1. He's right about both Afghanistan and Iraq. Obama points out that we had no choice but to invade Afghanistan after we were attacked without provocation or warning, and that we could, and should, have stayed out of Iraq. Events in Afghanistan have not proceeded to any plan I would have wanted, but the errors have mainly been the result of Bush's abandonment of the Afghanistan effort to invade Iraq.

2. Israel and Palestine.

Here are some key lines:

To play a role in fulfilling Palestinian aspirations, and to unify the Palestinian people, Hamas must put an end to violence, recognize past agreements, and recognize Israel's right to exist.

At the same time, Israelis must acknowledge that just as Israel's right to exist cannot be denied, neither can Palestine's. The United States does not accept the legitimacy of continued Israeli settlements.

He probably spoke more strongly in favor of Palestinian rights than any American president ever has. He showed that he recognizes and deplores the suffering of the Palestinian people, and he spoke directly against the Israeli policy of settlements in the occupied territories. The Israelis don't like what he said or how he said it, but we can't go on saying we disapprove of the settlements without doing anything to change Israeli policies.

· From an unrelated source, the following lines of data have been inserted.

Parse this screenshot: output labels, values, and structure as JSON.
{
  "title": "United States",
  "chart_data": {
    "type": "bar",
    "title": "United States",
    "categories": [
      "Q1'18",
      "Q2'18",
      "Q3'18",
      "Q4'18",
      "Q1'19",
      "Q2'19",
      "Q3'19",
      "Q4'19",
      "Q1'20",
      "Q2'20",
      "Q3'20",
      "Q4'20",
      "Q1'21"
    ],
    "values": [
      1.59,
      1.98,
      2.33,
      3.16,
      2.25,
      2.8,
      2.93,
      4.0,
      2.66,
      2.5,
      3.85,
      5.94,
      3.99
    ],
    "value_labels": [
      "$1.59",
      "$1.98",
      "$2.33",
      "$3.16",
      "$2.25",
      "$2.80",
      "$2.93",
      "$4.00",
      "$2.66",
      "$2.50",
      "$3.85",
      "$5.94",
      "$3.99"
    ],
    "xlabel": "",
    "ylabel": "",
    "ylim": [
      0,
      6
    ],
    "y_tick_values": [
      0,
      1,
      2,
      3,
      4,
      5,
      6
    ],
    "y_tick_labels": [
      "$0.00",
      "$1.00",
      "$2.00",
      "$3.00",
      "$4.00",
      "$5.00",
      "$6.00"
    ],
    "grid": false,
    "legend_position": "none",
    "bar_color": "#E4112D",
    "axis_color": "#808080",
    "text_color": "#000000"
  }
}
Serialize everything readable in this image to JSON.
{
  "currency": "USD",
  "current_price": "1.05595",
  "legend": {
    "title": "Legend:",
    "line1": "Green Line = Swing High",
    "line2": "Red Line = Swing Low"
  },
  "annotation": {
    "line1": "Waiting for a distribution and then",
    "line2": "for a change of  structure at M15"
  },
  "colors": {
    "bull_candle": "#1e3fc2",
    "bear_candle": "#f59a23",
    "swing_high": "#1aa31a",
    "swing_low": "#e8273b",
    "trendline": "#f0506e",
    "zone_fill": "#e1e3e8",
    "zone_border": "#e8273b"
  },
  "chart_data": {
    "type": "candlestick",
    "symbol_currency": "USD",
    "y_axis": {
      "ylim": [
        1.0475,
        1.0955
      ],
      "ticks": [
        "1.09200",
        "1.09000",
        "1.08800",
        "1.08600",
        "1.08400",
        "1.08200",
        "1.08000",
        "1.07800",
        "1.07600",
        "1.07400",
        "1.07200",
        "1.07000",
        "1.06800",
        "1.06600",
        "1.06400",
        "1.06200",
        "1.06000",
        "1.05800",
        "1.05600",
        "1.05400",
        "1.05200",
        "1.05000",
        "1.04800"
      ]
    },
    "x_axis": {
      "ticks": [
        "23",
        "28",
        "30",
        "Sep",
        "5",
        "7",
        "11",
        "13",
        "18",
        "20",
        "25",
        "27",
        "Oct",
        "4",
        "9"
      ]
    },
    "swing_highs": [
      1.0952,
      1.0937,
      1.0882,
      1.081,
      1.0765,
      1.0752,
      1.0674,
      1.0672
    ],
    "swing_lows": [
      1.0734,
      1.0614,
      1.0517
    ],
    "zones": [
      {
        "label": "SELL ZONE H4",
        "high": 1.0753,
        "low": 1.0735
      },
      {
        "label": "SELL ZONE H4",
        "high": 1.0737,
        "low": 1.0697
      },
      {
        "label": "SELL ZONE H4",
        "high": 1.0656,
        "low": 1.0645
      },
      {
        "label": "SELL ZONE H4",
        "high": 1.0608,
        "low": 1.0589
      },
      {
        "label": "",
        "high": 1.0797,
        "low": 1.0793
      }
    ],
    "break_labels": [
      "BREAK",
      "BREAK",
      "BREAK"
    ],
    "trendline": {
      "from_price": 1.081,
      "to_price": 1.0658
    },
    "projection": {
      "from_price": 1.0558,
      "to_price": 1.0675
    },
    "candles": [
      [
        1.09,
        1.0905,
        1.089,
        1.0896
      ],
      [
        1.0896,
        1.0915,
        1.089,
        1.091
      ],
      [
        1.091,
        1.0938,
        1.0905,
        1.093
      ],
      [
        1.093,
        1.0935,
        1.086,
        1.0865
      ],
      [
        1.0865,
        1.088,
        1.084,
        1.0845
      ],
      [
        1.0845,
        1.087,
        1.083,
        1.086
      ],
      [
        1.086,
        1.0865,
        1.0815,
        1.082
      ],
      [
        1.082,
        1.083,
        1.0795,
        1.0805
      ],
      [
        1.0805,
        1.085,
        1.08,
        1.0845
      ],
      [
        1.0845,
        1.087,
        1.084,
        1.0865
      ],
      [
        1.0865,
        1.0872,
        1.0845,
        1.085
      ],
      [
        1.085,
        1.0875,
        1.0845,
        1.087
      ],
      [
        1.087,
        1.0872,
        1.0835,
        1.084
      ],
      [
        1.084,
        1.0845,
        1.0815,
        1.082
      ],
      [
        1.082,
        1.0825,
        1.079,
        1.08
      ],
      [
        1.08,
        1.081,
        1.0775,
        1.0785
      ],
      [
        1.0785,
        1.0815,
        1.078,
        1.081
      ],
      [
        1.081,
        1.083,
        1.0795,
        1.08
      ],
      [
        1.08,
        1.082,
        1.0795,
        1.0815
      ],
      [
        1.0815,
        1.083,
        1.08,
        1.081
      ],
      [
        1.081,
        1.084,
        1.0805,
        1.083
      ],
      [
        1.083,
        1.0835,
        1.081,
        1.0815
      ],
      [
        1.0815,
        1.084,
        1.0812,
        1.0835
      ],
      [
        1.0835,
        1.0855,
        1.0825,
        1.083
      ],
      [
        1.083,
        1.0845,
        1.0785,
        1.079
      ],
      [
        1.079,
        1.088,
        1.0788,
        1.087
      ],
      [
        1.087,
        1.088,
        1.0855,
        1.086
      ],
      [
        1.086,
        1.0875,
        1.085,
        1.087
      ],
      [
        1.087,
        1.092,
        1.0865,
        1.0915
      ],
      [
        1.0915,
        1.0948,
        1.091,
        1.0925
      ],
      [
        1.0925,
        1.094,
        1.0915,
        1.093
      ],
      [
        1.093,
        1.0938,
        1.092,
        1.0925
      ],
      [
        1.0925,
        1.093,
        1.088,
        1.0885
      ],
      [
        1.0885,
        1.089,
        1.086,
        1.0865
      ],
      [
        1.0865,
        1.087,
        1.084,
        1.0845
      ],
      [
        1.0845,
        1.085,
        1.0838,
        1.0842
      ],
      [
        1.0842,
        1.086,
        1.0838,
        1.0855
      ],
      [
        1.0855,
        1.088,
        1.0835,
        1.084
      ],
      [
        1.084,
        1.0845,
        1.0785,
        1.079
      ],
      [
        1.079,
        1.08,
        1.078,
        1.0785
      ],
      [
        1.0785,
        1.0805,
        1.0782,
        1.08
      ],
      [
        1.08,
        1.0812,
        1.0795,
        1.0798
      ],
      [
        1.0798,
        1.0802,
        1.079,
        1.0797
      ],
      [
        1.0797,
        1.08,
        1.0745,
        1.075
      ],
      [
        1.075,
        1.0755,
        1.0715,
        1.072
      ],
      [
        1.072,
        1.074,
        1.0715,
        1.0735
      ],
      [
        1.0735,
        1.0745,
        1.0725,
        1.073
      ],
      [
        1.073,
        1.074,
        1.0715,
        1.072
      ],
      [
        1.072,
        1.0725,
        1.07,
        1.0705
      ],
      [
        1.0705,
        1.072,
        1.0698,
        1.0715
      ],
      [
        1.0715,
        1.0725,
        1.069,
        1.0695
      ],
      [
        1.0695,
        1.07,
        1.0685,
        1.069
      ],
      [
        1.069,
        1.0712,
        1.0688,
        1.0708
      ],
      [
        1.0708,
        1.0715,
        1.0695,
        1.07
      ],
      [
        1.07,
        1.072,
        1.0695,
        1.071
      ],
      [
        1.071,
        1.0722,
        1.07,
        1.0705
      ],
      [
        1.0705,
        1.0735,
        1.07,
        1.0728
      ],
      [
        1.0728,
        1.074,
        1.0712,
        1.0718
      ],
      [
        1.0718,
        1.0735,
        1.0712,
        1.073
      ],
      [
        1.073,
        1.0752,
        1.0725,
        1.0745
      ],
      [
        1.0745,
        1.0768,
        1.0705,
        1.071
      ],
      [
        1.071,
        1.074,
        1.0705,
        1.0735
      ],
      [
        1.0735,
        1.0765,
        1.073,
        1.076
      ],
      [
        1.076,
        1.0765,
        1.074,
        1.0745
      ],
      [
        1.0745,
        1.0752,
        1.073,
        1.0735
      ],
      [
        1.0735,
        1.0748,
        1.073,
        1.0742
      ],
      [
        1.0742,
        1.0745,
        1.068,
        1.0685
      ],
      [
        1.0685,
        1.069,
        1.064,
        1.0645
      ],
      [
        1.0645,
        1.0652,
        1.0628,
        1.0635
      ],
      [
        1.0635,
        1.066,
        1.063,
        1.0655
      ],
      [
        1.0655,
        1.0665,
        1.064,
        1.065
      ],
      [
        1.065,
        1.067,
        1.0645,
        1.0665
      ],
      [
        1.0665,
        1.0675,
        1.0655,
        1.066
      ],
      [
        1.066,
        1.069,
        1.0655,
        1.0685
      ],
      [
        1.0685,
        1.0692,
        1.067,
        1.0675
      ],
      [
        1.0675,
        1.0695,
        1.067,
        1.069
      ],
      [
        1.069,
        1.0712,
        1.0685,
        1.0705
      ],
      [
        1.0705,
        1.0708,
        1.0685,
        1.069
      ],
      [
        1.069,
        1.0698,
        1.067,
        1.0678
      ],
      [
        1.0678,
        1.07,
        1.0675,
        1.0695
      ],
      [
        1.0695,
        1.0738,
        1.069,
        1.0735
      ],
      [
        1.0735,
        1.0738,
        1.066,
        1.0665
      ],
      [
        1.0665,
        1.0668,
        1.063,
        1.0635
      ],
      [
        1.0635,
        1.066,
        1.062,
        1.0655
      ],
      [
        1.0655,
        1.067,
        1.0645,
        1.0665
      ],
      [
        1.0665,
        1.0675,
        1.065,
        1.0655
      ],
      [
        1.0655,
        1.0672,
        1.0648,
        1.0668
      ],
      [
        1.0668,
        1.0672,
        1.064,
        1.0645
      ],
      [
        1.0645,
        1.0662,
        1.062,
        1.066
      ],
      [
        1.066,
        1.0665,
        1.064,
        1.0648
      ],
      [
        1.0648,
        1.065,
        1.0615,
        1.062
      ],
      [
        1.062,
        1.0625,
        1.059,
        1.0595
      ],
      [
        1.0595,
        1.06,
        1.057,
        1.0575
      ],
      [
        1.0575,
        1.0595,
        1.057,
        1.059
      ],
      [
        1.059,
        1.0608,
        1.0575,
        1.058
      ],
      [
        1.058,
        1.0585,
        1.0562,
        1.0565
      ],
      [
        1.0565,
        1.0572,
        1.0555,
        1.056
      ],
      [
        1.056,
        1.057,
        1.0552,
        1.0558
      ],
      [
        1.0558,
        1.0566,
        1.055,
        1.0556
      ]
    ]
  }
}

At the same time he challenged antisemitism and Holocaust denial directly. It won't convince Ahmadinejad, but he may be the one Western leader that Arabs and Palestinians in the Middle East will listen to, and they need to hear this.

3. Women's rights. I thought he was too soft on this. You can't understand "a woman who chooses to cover her hair" outside of the context of a religion that, where it has the power, sends men out in the streets with sticks to beat women who are not covering their hair, face, or entire body, and will allow girls to burn to death in a fire rather than be rescued by male firefighters. I think he was concentrating too much on making nice with the intolerant, and that is not a winning strategy.

4. It worked. That was the way it sounded to me, listening to the audience. They were very receptive and positive. News reports bear that out.

CAIRO — Muslim shopkeepers, students and even radical groups such as Hamas praised
President Barack Obama's address Thursday as a positive shift in U.S. attitude and tone. But Arabs and Muslims of all political stripes said they want him to turn his words into action — particularly in standing up to Israel.

Obama impressed Muslims with his humility and respect and they were thrilled by his citing of Quranic verses. Aiming to repair ties with the Muslim world that had been strained under his predecessor George W. Bush, he opened with the traditional Arabic greeting "Assalamu Aleikum," which drew enthusiastic applause from his audience at Cairo University.

He opened with Assalamu Aleikum, and instead of the anoyingly ubiquitous "God bless you and god bless the United States", he closed with "peace be upon you." Contrast that with Bush talking about engaging in a Crusade. Talking in the language your audience will relate to helps.

This is only the first step in a very long journey. I don't kid myself that this solves everything, or even changes everything, but people will listen to him who would never listen to Bush or any American. This is something that McCain never could have carried off.